Swinging strikes are the best: eyebrows shoot up, recover from swing, step across plate, twirl bat in the air, catch, take a breath, and repeat above. Or if it’s a third strike, grimace (using every facial muscle possible) and walk determinedly to dugout.
It’s both comforting and exciting to watch him do the same dance with the pitcher every time. Can you tell? I’m pretty much head over heels for this guy. And when he does connect, (which is not infrequent, with the above stats) it looks like this. Plus, c’mon. And you want a backstory, a little personal drama? You got it.
And he’s just as expressive and interesting to watch on defense, as here.

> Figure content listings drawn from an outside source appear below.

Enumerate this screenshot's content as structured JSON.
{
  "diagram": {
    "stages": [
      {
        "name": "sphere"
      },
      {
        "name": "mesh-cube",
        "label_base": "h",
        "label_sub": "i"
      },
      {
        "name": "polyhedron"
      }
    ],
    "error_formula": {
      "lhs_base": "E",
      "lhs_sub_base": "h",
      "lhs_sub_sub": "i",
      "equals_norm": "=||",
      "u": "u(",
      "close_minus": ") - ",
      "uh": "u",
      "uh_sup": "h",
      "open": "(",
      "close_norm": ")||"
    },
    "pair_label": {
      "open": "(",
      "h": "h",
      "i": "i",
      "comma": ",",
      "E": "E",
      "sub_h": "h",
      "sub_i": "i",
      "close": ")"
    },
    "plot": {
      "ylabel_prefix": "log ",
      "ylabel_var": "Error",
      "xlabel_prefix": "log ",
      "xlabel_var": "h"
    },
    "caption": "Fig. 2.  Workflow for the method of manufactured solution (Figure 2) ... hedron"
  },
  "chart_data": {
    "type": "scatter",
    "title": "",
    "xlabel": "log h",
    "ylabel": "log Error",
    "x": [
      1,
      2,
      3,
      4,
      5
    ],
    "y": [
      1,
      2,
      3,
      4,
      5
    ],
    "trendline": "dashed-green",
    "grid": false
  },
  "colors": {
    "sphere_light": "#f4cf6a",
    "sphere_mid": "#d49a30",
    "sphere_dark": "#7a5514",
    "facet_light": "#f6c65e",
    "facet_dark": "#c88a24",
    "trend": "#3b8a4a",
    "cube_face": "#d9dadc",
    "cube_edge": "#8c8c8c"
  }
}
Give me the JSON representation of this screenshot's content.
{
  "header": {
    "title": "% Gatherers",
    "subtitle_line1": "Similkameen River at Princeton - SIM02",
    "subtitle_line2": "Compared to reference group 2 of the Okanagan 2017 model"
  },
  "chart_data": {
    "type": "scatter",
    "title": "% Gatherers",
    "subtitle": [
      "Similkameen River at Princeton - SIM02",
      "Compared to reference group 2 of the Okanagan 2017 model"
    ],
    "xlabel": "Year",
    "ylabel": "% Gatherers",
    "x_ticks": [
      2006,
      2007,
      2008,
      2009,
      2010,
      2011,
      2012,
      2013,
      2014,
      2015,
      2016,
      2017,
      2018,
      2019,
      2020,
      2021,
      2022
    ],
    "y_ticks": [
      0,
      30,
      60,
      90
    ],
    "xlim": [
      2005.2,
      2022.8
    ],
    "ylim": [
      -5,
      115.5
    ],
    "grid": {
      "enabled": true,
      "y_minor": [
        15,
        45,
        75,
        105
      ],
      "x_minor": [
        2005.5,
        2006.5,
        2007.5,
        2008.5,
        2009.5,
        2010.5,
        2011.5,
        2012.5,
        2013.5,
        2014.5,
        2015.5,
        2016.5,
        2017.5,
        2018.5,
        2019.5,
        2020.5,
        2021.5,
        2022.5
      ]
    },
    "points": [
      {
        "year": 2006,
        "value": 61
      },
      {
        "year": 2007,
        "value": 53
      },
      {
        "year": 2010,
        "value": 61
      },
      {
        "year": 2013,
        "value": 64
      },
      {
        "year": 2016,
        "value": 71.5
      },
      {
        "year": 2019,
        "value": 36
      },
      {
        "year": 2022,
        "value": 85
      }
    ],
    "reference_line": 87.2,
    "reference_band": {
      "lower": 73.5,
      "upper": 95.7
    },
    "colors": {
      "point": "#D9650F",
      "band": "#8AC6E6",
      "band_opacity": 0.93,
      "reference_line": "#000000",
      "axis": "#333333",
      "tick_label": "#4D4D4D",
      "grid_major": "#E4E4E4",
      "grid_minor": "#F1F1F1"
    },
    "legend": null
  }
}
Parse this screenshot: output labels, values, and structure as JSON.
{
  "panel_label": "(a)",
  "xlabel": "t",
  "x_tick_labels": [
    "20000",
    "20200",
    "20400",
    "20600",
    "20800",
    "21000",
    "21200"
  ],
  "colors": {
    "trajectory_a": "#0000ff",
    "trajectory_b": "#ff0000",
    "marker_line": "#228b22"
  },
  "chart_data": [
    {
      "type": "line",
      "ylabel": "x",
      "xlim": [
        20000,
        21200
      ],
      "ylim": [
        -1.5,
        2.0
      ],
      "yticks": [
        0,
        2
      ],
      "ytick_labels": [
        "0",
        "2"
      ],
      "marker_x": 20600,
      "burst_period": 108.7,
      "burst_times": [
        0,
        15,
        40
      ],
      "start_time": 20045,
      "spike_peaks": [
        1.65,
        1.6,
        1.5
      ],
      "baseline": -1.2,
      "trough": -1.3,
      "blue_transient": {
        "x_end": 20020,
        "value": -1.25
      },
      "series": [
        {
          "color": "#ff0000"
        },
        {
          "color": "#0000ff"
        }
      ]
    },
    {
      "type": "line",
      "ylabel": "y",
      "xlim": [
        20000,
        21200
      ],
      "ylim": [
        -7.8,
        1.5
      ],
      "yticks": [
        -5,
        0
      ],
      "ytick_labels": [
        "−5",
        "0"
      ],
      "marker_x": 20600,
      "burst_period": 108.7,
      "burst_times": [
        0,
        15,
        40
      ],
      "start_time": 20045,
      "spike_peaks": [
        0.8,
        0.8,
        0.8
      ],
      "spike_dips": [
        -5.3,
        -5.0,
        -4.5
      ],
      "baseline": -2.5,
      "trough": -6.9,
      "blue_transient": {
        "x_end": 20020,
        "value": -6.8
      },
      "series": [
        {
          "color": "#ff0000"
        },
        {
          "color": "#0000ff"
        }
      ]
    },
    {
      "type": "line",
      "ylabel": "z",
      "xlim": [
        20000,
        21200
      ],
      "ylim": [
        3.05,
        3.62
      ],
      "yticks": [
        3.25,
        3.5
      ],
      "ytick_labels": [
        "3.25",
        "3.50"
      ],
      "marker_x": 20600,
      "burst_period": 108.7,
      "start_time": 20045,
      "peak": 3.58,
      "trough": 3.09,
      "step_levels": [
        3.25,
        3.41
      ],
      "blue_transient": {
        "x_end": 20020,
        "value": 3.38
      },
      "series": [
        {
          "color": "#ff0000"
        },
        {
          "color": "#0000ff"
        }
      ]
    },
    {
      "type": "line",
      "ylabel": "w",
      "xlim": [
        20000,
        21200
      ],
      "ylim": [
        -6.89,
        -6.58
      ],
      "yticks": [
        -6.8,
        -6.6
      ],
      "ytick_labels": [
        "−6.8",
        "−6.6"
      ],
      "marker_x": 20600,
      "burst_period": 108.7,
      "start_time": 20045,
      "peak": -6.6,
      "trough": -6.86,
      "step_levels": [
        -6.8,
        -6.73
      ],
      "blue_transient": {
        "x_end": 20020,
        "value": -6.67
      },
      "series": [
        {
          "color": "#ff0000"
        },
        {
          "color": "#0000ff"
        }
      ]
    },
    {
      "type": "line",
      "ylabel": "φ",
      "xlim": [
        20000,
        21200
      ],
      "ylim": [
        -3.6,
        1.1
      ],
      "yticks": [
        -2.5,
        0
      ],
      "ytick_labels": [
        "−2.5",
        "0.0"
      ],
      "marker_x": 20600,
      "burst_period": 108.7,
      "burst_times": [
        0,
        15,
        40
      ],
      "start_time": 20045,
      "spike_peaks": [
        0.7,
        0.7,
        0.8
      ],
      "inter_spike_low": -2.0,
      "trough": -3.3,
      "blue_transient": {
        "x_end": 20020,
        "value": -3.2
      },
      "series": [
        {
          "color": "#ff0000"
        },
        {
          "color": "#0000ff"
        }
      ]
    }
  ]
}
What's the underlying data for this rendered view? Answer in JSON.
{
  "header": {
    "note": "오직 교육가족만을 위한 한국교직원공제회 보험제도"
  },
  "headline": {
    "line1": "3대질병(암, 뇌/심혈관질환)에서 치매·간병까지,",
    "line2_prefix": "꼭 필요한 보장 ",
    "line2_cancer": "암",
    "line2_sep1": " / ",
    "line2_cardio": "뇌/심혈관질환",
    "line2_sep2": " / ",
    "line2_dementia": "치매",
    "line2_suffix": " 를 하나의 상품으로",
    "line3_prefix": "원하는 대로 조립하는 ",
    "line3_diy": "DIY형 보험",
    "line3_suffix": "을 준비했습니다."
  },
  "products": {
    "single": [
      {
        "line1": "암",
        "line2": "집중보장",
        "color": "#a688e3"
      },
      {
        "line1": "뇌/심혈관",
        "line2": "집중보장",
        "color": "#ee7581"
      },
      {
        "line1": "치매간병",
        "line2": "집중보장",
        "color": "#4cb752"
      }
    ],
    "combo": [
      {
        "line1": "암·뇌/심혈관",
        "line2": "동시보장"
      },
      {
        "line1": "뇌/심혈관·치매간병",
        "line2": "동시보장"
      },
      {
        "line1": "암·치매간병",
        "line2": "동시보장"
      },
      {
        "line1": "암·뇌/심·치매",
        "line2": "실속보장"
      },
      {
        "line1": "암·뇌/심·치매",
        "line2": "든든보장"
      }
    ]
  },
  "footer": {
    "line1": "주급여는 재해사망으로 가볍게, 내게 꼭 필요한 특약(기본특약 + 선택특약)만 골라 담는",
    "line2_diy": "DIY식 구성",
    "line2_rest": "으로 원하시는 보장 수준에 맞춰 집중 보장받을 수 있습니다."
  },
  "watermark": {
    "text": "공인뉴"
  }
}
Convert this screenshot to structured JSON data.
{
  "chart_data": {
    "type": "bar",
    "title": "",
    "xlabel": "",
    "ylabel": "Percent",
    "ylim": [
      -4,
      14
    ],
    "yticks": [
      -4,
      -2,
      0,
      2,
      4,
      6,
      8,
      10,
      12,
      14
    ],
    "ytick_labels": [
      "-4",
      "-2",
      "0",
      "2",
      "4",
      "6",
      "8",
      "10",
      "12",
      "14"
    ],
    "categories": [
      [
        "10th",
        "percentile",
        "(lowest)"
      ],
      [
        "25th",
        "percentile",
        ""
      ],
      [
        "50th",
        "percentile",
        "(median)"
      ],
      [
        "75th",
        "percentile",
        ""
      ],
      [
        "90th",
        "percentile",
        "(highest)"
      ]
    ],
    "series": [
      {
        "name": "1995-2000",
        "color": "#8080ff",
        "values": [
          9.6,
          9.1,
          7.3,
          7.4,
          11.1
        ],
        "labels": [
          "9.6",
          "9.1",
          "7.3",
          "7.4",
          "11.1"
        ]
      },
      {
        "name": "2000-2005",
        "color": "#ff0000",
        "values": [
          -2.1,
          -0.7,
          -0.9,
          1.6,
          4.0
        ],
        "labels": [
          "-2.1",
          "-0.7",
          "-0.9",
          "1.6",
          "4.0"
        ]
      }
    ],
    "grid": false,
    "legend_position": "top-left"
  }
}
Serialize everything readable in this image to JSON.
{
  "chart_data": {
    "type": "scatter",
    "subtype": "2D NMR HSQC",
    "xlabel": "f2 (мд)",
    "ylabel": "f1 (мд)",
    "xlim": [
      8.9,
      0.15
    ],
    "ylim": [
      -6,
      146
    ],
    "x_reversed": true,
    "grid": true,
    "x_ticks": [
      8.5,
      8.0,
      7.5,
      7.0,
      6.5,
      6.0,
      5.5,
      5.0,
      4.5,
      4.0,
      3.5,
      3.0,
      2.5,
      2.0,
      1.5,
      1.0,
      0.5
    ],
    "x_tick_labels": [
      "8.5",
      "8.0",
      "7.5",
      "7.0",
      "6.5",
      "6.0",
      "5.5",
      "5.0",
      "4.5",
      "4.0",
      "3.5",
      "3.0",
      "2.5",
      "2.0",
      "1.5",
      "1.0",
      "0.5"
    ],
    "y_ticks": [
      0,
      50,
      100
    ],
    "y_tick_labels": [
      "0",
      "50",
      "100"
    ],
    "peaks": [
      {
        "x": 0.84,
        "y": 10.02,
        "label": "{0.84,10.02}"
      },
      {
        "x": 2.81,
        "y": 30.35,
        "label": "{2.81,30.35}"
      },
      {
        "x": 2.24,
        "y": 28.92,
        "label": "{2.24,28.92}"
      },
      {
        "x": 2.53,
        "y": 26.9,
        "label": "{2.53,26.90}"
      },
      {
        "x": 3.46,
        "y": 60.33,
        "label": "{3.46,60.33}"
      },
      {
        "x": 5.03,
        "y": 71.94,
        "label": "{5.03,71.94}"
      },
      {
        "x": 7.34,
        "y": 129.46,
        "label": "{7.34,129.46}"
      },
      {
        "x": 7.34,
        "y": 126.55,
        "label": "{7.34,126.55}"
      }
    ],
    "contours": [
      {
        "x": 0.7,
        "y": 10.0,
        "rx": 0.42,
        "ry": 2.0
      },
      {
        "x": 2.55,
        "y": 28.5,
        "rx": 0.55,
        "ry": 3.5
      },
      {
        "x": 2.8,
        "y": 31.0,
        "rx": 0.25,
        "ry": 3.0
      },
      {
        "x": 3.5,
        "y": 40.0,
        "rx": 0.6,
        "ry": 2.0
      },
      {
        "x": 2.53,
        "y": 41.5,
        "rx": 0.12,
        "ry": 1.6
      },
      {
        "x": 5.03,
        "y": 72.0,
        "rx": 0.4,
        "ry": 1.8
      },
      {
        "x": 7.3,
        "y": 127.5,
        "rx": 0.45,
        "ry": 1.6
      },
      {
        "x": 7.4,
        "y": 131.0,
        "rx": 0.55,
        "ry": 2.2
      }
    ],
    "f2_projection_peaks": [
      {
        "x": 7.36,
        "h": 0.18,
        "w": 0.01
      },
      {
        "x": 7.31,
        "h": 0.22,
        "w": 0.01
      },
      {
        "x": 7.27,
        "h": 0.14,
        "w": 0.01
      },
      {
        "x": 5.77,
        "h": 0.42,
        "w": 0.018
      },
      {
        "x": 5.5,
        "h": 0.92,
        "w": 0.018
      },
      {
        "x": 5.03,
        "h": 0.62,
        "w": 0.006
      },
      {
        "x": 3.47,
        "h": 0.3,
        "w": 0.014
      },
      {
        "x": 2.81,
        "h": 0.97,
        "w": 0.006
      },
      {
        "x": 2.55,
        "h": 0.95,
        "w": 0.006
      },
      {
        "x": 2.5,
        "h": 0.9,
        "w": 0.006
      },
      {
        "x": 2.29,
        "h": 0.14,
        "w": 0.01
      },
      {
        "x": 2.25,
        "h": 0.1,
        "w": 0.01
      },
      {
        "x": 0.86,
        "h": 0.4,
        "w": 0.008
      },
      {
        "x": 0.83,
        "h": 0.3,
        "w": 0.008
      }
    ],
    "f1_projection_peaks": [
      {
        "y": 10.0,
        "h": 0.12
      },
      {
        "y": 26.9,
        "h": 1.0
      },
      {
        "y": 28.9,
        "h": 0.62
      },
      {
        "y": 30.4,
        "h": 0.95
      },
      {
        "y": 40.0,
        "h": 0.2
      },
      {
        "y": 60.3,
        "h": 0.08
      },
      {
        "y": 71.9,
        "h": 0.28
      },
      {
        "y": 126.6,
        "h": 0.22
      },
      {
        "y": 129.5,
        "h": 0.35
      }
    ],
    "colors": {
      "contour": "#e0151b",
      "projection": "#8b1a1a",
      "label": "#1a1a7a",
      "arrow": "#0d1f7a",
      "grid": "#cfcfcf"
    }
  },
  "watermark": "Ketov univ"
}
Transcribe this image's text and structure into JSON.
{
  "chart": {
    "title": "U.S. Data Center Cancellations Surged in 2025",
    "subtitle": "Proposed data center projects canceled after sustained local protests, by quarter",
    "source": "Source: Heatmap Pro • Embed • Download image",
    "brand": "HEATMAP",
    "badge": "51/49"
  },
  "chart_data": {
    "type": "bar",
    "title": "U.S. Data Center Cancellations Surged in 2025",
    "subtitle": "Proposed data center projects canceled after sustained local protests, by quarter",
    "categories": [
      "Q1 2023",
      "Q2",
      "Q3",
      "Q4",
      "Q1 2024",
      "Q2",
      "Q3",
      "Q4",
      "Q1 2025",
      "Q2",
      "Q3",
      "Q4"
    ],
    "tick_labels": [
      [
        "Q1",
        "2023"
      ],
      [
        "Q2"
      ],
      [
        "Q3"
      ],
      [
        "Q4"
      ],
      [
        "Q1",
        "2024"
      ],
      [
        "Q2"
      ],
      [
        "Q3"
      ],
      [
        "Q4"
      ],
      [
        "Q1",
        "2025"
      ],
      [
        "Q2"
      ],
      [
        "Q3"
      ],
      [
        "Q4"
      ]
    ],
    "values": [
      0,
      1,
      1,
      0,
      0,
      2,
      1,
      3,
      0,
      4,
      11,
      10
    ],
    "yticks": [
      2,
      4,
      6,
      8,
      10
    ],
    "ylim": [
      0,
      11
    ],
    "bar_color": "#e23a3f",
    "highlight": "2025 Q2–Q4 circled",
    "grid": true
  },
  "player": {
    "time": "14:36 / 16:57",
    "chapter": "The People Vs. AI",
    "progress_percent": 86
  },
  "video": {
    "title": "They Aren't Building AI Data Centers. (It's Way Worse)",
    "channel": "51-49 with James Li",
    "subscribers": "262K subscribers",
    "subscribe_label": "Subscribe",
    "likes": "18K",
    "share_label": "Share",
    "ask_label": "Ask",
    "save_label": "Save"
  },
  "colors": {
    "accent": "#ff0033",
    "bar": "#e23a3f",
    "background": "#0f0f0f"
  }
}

The San Francisco Giants, having won their division title and battled halfway through the National League playoffs, are up against the scary Phillies, beginning Saturday. Should they get through that, they will likely face the New York Yankees, at team that fans of teams like the Giants adore hating. The Yankees are the captain of the high school football team who drives a Lexus Dad bought for him because he made varsity. Pretty, sure, but substance? Values? Talking until all hours of the night about the things you have in common? It’s just not there. Give me the guy with the funny-looking mug, who wears a red thong for luck, and swears on camera. He’ll still break my heart, eventually. But it feels so right.